Com relação ao Vessel Traffic Service (VTS), a SPA iniciou estudo de mercado para dar andamento à sua implantação. A expectativa é contratar um projeto básico exequível em 2021, seguindo o que dispõe a Norma da Autoridade Marítima (Normam) sobre o assunto. A SPA conduz novo estudo para identificação de soluções para os problemas que inviabilizaram a primeira empreitada, objetivando o aproveitamento máximo dos recursos aplicados até então.

Atualização do Regulamento de Exploração do Porto de Santos

A SPA revisou e atualizou o Regulamento de Exploração do Porto de Santos (REP) para simplificar a consulta de informações e facilitar o seu entendimento pelos usuários do complexo portuário. O REP é um instrumento de gestão da Autoridade Portuária onde estão estabelecidas as regras de funcionamento das atividades portuárias tais como a exploração comercial do Porto, a utilização das instalações portuárias operacionais e de acesso aquaviário de uso público, entre outras.

Revisão de Credenciamento Pátios Reguladores 

No último bimestre de 2020 a área de Operações reformulou as regras para credenciamento de pátios reguladores, visando a redução da burocracia nos procedimentos. Dentro da logística de chegada ao Porto, esses pátios atuam em complemento ao sistema de agendamento, melhorando a fluidez na chegada dos caminhões e, em situações de contingência, funcionam como verdadeiros pulmões para receber os veículos que trafegam nas estradas com destino ao porto. As regras até então vigentes impunham restrições às empresas que procuravam credenciar seus pátios, resultando em aumento de custos para os usuários. A revisão promove um ambiente mais aberto e simplificado, facilitando o processo de credenciamento, sem descuidar do bem-estar dos caminhoneiros.

Segurança Portuária

A Comissão Nacional de Segurança Pública nos Portos, Terminais e Vias Navegáveis (Conportos) homologou, em novembro, o Estudo de Avaliação de Risco (EAR) da SPA. No mês seguinte, a Superintendência da Guarda Portuária encaminhou proposta do Plano de Segurança Pública Portuária (PSPP) à Comissão Estadual de Segurança Pública nos Portos, Terminais e Vias Navegáveis (Cesportos).

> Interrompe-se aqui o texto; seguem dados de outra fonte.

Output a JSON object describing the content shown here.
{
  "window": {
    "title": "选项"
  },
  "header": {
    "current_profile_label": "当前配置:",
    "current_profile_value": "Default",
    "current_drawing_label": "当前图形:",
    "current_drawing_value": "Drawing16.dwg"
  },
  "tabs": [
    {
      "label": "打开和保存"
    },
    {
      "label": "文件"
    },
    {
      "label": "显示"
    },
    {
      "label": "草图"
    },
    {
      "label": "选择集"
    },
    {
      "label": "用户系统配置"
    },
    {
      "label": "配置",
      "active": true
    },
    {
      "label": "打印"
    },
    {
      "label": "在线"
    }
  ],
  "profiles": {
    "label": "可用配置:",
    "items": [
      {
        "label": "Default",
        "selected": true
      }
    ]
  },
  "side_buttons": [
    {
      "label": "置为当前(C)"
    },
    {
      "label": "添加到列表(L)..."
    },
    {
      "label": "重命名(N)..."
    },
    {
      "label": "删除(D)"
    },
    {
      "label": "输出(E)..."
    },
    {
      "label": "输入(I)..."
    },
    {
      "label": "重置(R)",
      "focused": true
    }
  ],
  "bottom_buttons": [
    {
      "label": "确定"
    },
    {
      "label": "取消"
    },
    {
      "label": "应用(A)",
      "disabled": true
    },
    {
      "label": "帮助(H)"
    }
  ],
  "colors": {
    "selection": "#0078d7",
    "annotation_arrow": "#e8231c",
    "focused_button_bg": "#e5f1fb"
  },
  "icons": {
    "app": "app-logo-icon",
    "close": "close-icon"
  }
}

Outra importante meta da Guarda Portuária é a implantação, prevista para janeiro de 2021, de procedimentos operacionais padrão, que servirão de base para sua atuação. O treinamento com esse propósito foi concretizado por meio de curso online, com 200 horas, disponibilizado no AVA da SPA, iniciado em agosto e concluído em dezembro. Ainda no que se refere à formação e treinamento dos integrantes da Guarda Portuária, foi implementado em 2020 um calendário de exercícios, simulados e treinamentos. Outro cronograma foi elaborado para ser viabilizado no próximo ano, contemplando 125 atividades, com 14 tipos de exercícios que atendem ao estabelecido no Código Internacional para Proteção de Navios e Instalações Portuárias (ISPS Code).

A Guarda Portuária iniciou neste ano, em conjunto com a área de Tecnologia da Informação, os trabalhos visando à implantação de um novo sistema, objetivando unificar e modernizar os sistemas encarregados pela manutenção do banco de dados que dá suporte ao credenciamento, motivação e controle do acesso de pessoas e veículos às áreas restritas do Porto Organizado. Essa iniciativa é importante para a manutenção da certificação do PSPP e tem previsão para conclusão em abril de 2021.

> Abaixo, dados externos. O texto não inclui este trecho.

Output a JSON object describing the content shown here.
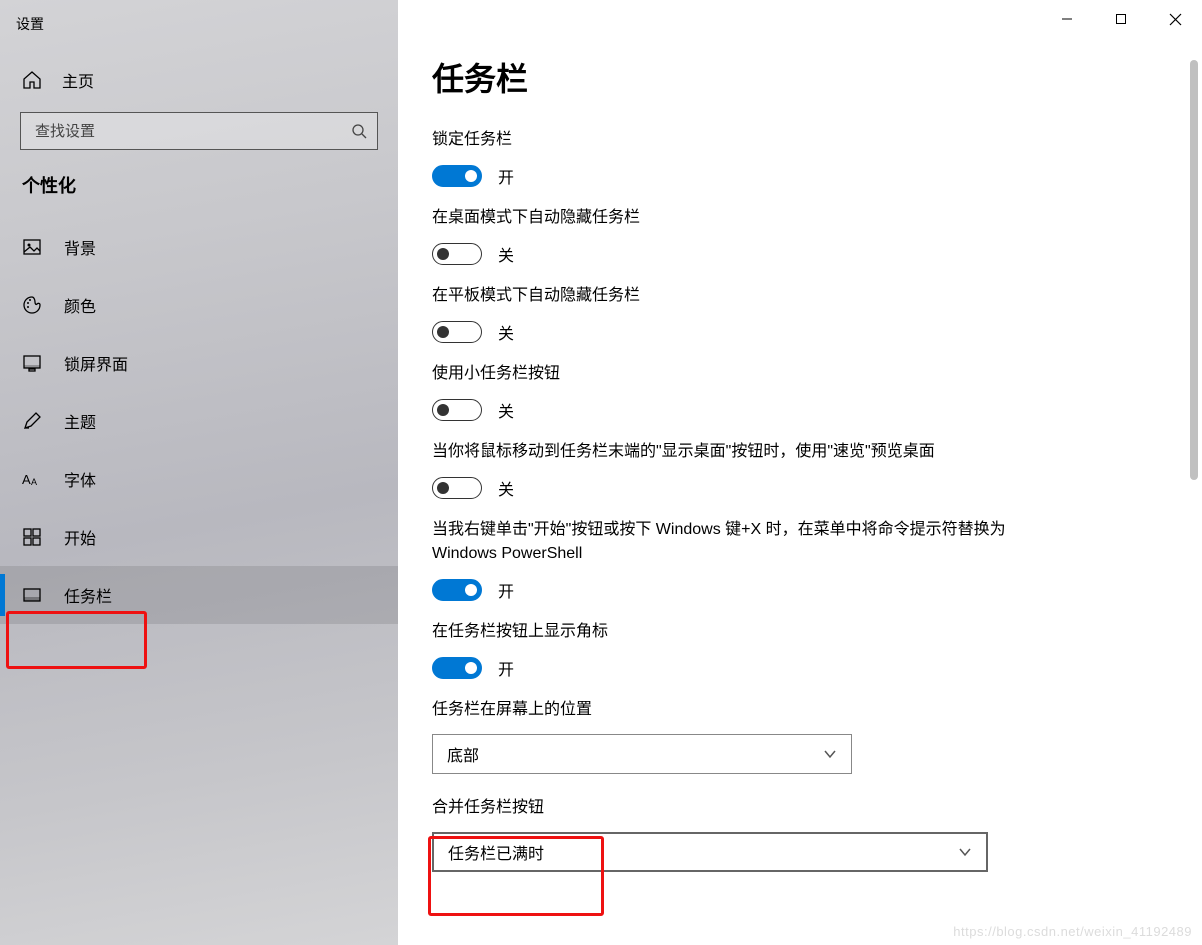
{
  "app_title": "设置",
  "home_label": "主页",
  "search": {
    "placeholder": "查找设置"
  },
  "category": "个性化",
  "sidebar": {
    "items": [
      {
        "label": "背景",
        "icon": "image-icon"
      },
      {
        "label": "颜色",
        "icon": "palette-icon"
      },
      {
        "label": "锁屏界面",
        "icon": "lockscreen-icon"
      },
      {
        "label": "主题",
        "icon": "brush-icon"
      },
      {
        "label": "字体",
        "icon": "font-icon"
      },
      {
        "label": "开始",
        "icon": "start-icon"
      },
      {
        "label": "任务栏",
        "icon": "taskbar-icon",
        "selected": true
      }
    ]
  },
  "page": {
    "title": "任务栏",
    "toggles": [
      {
        "label": "锁定任务栏",
        "on": true
      },
      {
        "label": "在桌面模式下自动隐藏任务栏",
        "on": false
      },
      {
        "label": "在平板模式下自动隐藏任务栏",
        "on": false
      },
      {
        "label": "使用小任务栏按钮",
        "on": false
      },
      {
        "label": "当你将鼠标移动到任务栏末端的\"显示桌面\"按钮时，使用\"速览\"预览桌面",
        "on": false
      },
      {
        "label": "当我右键单击\"开始\"按钮或按下 Windows 键+X 时，在菜单中将命令提示符替换为 Windows PowerShell",
        "on": true
      },
      {
        "label": "在任务栏按钮上显示角标",
        "on": true
      }
    ],
    "state_on": "开",
    "state_off": "关",
    "position": {
      "label": "任务栏在屏幕上的位置",
      "value": "底部"
    },
    "combine": {
      "label": "合并任务栏按钮",
      "value": "任务栏已满时"
    }
  },
  "watermark": "https://blog.csdn.net/weixin_41192489"
}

Com relação ao monitoramento das instalações portuárias, foram instaladas câmeras CFTV em todos os gates ativos que dão acesso à área restrita, tanto nas salas técnicas como nas áreas internas utilizadas pelos guardas portuários, bem como implementadas medidas adicionais para melhoria da segurança nas instalações do Centro de Controle, Comunicação, Operação e Monitoramento da Guarda Portuária (CCCOM). Além disso, foi realizada uma readequação dos gates e das subsedes da Guarda Portuária, com previsão da transferência do Centro de Operações de Segurança (COS) da margem esquerda para a Ilha Barnabé, com intuito de reduzir o tempo de resposta da Brigada de Incêndio a eventuais ocorrências.